Measured Performance (2026-03-24)

Benchmark run on TrixBot, 100 req/sec sustained for 5s:

Endpoint p50 p95 p99 Errors
/health ~4ms ~100ms ~250ms 0%
/stats ~4ms ~100ms ~250ms 0%

Features Validated (Phase 6)

/health endpoint

Reports: status, uptime_seconds, compression_ratio_avg, circuit_breakers, index_freshness, request_timeout_seconds

curl http://localhost:8766/health
curl http://localhost:8766/health?deep=true   # includes memory + disk

Index Freshness Check

/health now reports index_freshness.age_seconds — stale if > 600s (10 min). Index auto-reloads every 5min via VAULT_INDEX_RELOAD_INTERVAL.

Graceful Adapter Fallback

Circuit breaker per provider (tokenpak/agent/proxy/circuit_breaker.py): - Opens after 5 failures in 60s window - HALF_OPEN probe after 60s recovery timeout - Fail-fast 503 when open (no timeout wasted)

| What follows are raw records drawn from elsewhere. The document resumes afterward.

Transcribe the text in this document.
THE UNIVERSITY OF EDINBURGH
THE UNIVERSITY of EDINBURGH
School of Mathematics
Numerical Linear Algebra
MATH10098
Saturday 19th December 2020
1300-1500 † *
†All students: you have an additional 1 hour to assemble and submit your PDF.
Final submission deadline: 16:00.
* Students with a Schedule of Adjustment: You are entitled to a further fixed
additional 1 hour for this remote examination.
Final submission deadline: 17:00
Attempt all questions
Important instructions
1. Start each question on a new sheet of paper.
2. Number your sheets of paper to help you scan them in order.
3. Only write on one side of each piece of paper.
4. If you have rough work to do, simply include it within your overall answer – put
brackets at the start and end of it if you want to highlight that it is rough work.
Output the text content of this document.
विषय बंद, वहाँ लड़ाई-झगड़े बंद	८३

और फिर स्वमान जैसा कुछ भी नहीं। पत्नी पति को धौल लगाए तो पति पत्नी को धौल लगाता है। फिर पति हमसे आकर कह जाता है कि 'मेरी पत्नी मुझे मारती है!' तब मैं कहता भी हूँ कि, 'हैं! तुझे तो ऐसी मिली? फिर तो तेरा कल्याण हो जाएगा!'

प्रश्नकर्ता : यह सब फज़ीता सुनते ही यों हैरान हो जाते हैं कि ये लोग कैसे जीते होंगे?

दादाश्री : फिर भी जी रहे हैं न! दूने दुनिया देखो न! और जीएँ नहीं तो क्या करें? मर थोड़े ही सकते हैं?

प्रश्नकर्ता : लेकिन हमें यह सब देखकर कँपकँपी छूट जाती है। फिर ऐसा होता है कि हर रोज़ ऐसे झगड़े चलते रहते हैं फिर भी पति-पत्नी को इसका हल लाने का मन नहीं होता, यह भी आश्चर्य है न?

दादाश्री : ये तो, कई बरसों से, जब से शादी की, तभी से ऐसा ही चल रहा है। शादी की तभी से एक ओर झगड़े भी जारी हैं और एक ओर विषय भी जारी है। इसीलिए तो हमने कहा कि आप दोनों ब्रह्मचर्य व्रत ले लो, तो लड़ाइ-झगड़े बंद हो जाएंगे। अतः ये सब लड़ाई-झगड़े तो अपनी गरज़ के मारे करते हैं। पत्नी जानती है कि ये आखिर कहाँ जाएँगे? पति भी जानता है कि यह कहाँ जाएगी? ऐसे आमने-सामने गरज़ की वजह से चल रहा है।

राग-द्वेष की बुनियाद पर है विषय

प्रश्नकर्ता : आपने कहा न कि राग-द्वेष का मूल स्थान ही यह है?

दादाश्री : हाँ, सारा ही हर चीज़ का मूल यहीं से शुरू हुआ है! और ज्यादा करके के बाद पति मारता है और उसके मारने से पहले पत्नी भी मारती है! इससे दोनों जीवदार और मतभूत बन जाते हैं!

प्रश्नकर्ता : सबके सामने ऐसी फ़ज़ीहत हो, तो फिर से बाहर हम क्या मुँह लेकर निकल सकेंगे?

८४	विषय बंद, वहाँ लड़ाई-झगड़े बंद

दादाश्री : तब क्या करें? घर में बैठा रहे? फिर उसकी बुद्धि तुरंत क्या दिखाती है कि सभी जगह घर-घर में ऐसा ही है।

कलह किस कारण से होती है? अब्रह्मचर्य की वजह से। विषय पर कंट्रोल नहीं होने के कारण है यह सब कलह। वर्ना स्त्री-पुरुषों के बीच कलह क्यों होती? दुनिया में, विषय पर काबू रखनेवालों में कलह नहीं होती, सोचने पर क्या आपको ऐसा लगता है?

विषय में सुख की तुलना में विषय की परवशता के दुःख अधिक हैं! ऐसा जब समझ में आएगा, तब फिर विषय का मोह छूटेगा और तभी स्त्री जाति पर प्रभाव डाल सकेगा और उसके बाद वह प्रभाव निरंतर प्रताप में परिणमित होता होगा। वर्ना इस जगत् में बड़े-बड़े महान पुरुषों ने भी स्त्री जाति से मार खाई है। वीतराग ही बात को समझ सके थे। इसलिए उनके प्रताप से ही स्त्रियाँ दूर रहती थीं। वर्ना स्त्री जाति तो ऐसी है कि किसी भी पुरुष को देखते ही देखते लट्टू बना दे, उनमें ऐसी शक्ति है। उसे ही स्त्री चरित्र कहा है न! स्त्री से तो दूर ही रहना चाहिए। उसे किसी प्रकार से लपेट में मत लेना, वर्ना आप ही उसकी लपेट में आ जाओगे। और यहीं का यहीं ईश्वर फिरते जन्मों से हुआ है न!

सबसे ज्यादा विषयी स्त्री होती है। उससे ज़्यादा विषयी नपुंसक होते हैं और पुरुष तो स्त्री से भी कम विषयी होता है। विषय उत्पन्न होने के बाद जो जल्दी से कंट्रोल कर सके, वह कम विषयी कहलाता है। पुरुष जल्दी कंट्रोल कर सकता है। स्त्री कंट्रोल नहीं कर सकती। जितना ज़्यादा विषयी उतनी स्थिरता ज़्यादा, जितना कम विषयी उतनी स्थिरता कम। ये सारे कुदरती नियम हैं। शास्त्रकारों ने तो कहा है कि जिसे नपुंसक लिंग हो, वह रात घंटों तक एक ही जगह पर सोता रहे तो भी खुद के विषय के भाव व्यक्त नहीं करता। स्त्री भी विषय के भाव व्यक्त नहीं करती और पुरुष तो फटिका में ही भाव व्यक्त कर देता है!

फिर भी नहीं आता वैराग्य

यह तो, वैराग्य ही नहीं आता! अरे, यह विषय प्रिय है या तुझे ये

Request Timeout Enforcement

Set TOKENPAK_REQUEST_TIMEOUT=<seconds> to enforce per-request upstream timeout. Default: 0 (disabled — rely on pool defaults).

export TOKENPAK_REQUEST_TIMEOUT=30   # 30s hard timeout per request

Timeout is passed directly to the connection pool's stream() and request() calls.

Load Test Suite

cd ~/Projects/tokenpak
python -m pytest tests/benchmarks/test_load_100rps.py -v

6 tests covering: - p99 < 500ms at 100 req/sec (5s sustained) - p50 < 15ms at 100 req/sec - Zero errors under load - /stats p99 < 30ms (relative) - Throughput ≥ 85 req/sec achievable - JSON validity under concurrent load

Error Rate Budget

  • Target: < 0.1% (1 error per 1,000 requests)
  • Measured: 0% in all load test runs
  • Circuit breaker threshold: 5 failures / 60s window

Upgrade Path

For production deployments requiring stricter p99: 1. Switch to server_async.py (asyncio-based, removes GIL contention) 2. Gzip-compress vault index blocks (3x smaller, faster load) — see analysis/index-compression-2026-03.md 3. Exclude JS/binary chunks from vault index (~7.5MB saved)